Confessar isso em voz alta fazia Jimin vacilar. Era a primeira vez que as palavras escapavam, atravessando a barreira de silêncio que ele havia erguido ao longo dos anos.

Admitir dores e sentimentos parecia dar-lhes vida e aquilo os deixavam poderosos demais para controlar. Muito mais fortes que ele.

Por muito tempo, Park havia colocado suas lembranças antes do acidente em um arquivo de memória intocável, uma espécie de criptografia emocional que nem ele mesmo tinha acesso. Todas as recordações felizes que tinha antes de pôr sua vida em risco, era um modo de acarinhar parte da criança que ainda o habitava, se fossem suas últimas horas, era aquela sua visão de paraíso.

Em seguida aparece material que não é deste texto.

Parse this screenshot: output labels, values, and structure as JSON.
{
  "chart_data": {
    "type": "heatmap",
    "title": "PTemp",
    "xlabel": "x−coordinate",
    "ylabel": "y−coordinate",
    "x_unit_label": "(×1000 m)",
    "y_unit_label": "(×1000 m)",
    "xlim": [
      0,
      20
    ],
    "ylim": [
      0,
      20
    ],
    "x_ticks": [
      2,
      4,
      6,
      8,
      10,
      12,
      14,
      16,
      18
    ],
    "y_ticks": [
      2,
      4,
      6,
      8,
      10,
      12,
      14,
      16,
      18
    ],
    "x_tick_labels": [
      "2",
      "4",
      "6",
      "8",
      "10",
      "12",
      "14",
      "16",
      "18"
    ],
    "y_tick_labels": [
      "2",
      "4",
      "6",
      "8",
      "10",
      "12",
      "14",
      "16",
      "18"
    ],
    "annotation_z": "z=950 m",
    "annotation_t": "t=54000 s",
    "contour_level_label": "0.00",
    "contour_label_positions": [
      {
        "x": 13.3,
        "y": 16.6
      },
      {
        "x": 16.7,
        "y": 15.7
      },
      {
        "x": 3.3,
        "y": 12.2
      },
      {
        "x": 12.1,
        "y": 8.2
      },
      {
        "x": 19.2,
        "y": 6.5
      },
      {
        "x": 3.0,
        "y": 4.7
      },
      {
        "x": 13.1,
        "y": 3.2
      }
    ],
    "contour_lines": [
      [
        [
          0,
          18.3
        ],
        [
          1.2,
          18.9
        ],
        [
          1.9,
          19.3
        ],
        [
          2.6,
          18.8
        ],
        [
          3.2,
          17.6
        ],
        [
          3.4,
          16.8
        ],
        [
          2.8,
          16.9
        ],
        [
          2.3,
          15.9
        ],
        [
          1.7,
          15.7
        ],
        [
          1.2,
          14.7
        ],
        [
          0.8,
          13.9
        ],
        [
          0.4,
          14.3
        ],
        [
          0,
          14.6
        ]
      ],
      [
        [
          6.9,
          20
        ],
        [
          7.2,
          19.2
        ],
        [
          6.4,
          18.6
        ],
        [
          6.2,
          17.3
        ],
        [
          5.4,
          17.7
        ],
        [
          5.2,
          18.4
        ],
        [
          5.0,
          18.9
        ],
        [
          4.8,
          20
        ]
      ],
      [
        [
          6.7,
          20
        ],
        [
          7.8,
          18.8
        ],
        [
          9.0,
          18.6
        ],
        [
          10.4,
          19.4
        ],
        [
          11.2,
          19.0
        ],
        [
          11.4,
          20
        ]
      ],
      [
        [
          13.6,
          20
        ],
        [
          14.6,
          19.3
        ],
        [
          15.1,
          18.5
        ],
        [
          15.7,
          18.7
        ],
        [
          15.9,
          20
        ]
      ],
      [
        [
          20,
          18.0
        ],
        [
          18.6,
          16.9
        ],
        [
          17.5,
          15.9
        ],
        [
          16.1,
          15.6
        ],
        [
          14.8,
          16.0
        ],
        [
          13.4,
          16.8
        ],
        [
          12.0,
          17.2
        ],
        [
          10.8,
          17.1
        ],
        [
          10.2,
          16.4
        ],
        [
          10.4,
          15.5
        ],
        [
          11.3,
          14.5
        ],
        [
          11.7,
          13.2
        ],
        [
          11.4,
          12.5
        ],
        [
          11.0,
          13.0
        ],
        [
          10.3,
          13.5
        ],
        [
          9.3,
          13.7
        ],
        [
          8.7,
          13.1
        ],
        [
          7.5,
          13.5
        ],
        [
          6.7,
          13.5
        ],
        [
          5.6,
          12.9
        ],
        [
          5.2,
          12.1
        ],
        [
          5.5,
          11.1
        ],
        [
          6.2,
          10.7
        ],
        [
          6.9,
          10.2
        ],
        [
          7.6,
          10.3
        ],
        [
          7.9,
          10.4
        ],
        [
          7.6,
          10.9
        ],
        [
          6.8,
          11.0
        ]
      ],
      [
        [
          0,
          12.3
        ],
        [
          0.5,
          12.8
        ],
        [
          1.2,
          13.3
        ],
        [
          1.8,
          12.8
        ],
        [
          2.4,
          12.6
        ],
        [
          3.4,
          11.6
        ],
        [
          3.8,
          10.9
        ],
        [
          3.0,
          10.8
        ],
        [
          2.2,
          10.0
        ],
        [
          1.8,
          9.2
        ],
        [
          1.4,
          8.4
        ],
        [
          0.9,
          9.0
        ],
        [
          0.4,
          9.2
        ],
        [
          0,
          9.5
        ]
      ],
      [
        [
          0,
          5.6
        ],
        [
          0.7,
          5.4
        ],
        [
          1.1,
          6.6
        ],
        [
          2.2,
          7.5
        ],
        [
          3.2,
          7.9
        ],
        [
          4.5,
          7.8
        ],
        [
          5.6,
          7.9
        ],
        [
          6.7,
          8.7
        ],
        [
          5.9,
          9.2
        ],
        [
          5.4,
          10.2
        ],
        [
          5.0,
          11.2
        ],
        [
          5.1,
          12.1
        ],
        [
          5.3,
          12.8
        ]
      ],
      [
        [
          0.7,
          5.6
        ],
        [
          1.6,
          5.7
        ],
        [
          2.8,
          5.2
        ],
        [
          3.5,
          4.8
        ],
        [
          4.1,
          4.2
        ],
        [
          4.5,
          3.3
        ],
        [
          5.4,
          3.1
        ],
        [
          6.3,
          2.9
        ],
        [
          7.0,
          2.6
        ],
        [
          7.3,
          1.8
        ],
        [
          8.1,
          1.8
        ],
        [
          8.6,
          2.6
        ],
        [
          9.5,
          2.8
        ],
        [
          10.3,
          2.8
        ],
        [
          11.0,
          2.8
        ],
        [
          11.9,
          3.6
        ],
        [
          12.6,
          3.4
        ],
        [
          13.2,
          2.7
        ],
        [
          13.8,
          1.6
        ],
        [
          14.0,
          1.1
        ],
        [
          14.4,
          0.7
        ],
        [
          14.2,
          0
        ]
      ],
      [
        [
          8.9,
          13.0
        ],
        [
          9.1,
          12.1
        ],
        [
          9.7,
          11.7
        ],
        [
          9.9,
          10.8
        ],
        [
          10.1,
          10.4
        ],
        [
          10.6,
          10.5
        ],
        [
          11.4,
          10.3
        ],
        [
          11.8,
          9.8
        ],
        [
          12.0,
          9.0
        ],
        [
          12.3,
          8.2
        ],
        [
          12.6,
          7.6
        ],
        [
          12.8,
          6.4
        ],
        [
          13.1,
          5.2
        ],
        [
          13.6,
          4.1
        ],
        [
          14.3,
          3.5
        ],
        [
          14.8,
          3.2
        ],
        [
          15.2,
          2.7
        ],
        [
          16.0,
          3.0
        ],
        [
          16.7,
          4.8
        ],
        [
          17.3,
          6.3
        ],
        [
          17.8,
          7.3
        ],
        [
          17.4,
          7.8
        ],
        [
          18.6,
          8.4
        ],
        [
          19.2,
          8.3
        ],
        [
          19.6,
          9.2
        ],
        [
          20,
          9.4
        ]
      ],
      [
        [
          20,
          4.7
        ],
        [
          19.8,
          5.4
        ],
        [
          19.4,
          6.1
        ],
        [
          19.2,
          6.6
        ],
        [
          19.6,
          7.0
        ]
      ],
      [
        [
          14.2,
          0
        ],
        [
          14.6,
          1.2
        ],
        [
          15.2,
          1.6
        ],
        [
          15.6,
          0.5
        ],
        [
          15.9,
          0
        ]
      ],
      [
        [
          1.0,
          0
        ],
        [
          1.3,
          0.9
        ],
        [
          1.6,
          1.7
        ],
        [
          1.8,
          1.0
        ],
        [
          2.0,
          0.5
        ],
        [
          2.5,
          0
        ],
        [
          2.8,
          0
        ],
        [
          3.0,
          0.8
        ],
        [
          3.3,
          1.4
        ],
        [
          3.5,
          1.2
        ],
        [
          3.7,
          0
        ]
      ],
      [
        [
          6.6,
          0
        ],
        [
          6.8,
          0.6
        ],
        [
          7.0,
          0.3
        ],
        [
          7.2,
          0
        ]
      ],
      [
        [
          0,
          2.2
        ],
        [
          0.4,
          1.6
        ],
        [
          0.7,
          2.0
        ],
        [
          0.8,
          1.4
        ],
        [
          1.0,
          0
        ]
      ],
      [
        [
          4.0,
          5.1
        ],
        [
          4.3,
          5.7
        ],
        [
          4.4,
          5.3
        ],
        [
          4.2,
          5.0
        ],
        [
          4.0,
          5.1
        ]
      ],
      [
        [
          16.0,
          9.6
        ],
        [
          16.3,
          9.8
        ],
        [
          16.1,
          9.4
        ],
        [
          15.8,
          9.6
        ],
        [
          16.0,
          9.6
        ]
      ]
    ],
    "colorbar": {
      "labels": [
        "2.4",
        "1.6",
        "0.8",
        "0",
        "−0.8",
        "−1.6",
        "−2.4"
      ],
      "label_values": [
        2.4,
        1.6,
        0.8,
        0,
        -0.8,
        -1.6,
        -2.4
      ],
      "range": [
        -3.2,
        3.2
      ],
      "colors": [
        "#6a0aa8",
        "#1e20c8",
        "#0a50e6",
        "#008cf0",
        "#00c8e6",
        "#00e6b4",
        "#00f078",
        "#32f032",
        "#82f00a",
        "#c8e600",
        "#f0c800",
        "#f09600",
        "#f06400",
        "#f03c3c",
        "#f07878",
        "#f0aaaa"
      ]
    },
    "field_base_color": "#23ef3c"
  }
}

Era seu jeito de se proteger.

Não uma proteção externa, mas de si mesmo.

Doeu demais quando tudo aconteceu, e ele soube, com a clareza cruel de quem já perdeu, que reviver aquilo o destruiria. E abdicou da vida, aceitou a morte em um corpo funcional e num coração que batia e não sentia, como modo de existir.

Mas, estando diante de Jungkook, com o coração imprensado na dor de um amor que ele já experimentou, o fez ceder. O arquivo lacrado começou a vazar, gotas de memórias até que a represa finalmente cedeu.

Por mais que Taehyung soubesse do acidente, não sabia dos detalhes. Não tinha nada além de um laudo de depressão, sociopatia, TEPT e outras coleções de CID que o psiquiatra atestava anos atrás.

💎

Jeon não saía da frente do notebook, a visão de sua mãe recebendo a notícia da sua suposta morte por uma equipe de polícia local era transtornante.

O primeiro contato que Jeon Yejin fez foi com Hwasa, uma ligação nervosa, mas a visita inesperada de Namjoon causou um clima desconcertante. Os dois se encarando em olhos que exigiam e omitiam verdades.

Um momento sozinhos enquanto amostras de DNA eram colhidas pela perícia técnica em outro cômodo. O médico implorou ao sagrado que o silêncio permanecesse, mas como esperado, foi confrontado.

— Não dói mesmo em você?

Namjoon respirou fundo se concentrando em não admitir, nem mentir sobre nada, se é que seria possível um equilíbrio entre tal ato.